Jean-Claude Dequéant : « Je dirais à Mylène que je l'aime, qu'il n'y a aucune rancoeur... »

Il y a deux mois était publiée aux éditions de L’Archipel Mylène Farmer, ange ou démon ?, une bio fouillée sur celle qui est probablement la plus grande star musicale française (mon interview avec son auteur Alain Wodrascka est à retrouver ici). Un angle intéressant (son rapport au religieux, au mystique), pas mal d’infos, des entretiens riches avec des gens qui ont travaillé avec la chanteuse (qui est aussi, le dit-on assez, une sacrée auteure ou -trice pour ne fâcher personne). Parmi eux, Jean-Claude Dequéant, arrangeur prolifique qui a composé un des titres les plus emblématiques de Mylène Farmer, Libertine.

 

 

En marge de la parution du livre, certains articles ont repris, en les assaisonnant un peu à la sauce polémique, des passages concernant notamment M. Dequéant : celui-ci aurait fait montre d’amertume envers Mylène Farmer parce qu’elle aurait, presque volontairement, pour lui nuire pourquoi pas, retiré Libertine de ses tours de chant. Version formellement contestée par mon invité du jour, donc, que j’ai souhaité inviter pour évoquer tous ces points et aussi, pour lui tirer le portrait. Rencontre avec un personnage sympathique, et un musicien de talent (à propos de musicien, relisez aussi mon interview récente avec Pierre Porte). Il faut noter que cet entretien s’est fait juste après la première date du Nevermore Tour de Farmer, et que dans son setlist il y a Libertine. Alors entre eux deux, je l’espère et c’est tout le mal que je leur souhaite, j’espère bien qu’il se passera encore quelque chose, que ça ne sera pas du never more. Exclu Paroles d’Actu, par Nicolas Roche.

 

EXCLU - PAROLES D’ACTU

Jean-Claude Dequéant :

« Je dirais à Mylène que je l’aime,

qu'il n’y a aucune rancoeur... »

JC Dequéant MF

 

D’où venez-vous, Jean-Claude Dequéant ?

Je suis né à Paris dans le 15ème arrondissement, de père né également à Paris - mais qui passa son enfance en Sologne - et de mère franc-comtoise. Mes parents étaient des artisans-commerçants.

 

Quels ont été vos premiers vrais rapports avec la musique, vos premiers coups de cœur musicaux ?
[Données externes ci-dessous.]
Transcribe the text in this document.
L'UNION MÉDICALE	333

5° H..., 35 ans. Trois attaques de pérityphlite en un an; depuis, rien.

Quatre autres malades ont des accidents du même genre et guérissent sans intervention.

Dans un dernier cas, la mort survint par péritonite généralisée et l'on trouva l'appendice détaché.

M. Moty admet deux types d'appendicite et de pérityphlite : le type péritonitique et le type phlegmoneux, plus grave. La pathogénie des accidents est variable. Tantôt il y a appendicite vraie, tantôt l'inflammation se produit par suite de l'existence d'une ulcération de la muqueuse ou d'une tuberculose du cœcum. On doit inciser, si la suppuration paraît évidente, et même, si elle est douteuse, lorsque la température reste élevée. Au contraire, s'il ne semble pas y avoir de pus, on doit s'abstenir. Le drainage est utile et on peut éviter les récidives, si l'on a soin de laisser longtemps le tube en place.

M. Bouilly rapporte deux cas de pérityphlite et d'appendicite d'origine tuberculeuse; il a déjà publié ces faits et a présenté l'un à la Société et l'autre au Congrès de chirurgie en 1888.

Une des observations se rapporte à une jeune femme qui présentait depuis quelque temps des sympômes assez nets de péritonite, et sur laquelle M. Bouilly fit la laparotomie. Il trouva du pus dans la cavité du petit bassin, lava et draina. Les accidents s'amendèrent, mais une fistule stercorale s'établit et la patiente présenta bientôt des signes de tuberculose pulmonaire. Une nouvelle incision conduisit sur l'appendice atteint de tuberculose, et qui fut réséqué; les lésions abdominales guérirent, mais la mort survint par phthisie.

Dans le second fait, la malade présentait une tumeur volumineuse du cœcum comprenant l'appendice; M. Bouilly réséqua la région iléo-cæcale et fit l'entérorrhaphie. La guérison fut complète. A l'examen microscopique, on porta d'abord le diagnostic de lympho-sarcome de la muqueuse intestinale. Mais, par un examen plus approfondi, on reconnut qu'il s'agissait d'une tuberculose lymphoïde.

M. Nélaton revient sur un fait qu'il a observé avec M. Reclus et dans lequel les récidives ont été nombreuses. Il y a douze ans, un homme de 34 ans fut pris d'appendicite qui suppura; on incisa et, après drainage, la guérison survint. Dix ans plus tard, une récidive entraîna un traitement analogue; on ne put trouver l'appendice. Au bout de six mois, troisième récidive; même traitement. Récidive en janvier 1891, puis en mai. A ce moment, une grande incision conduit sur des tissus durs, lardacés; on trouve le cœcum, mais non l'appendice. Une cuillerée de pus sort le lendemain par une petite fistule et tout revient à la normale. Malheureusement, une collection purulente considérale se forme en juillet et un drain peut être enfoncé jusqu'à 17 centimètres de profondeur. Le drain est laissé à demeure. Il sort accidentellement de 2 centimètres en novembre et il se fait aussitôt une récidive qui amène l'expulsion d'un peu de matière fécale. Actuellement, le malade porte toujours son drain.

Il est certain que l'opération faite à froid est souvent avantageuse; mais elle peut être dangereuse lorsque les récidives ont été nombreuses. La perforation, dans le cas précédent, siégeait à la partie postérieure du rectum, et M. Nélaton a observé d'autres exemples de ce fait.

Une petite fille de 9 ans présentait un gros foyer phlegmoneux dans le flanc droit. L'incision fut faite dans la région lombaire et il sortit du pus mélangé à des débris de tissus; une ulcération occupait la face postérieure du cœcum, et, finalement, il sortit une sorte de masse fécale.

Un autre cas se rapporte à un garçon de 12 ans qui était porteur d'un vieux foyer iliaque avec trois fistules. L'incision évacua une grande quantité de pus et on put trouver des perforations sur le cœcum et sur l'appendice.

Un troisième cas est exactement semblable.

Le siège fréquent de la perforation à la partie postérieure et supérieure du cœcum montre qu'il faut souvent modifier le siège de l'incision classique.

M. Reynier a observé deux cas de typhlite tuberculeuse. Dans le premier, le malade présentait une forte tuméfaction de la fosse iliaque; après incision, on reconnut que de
Ils ont commencé tôt. Mes parents n’avaient pas le temps de s’occuper de moi à l’âge de 5, 6 ans, et ils m’ont placé dans une petite pension familiale où une professeure de piano et solfège venait donner ses cours une fois par semaine. En voyant les autres enfants, j’ai voulu moi aussi apprendre le piano et la musique grâce au solfège. C’était ma première approche. Plus tard j’ai appris la guitare, et les premiers coups de cœur je les ai eus vers 15, 16 ans : Bécaud, Brel, Béart... et bouleversement avec Elvis Presley, un raz de marée !

 

Vous jouiez un peu leurs morceaux ? Les premières compo aussi ?

J’ai joué un peu de Brassens mais j’ai commencé à composer assez tôt et très vite j’ai plutôt "fait" qu’écouter.

 

Seul ? Avec un groupe ?

Non, seul ! Je n’ai jamais fait partie d’un groupe.

 

Et à partir de quand vous êtes-vous dit que vous feriez de la musique, votre métier ?

Dès 16 ans. Je ne voyais pas d’autre possibilité. C’était une véritable obsession...

 

Vous vouliez être à leur place, faire comme eux ?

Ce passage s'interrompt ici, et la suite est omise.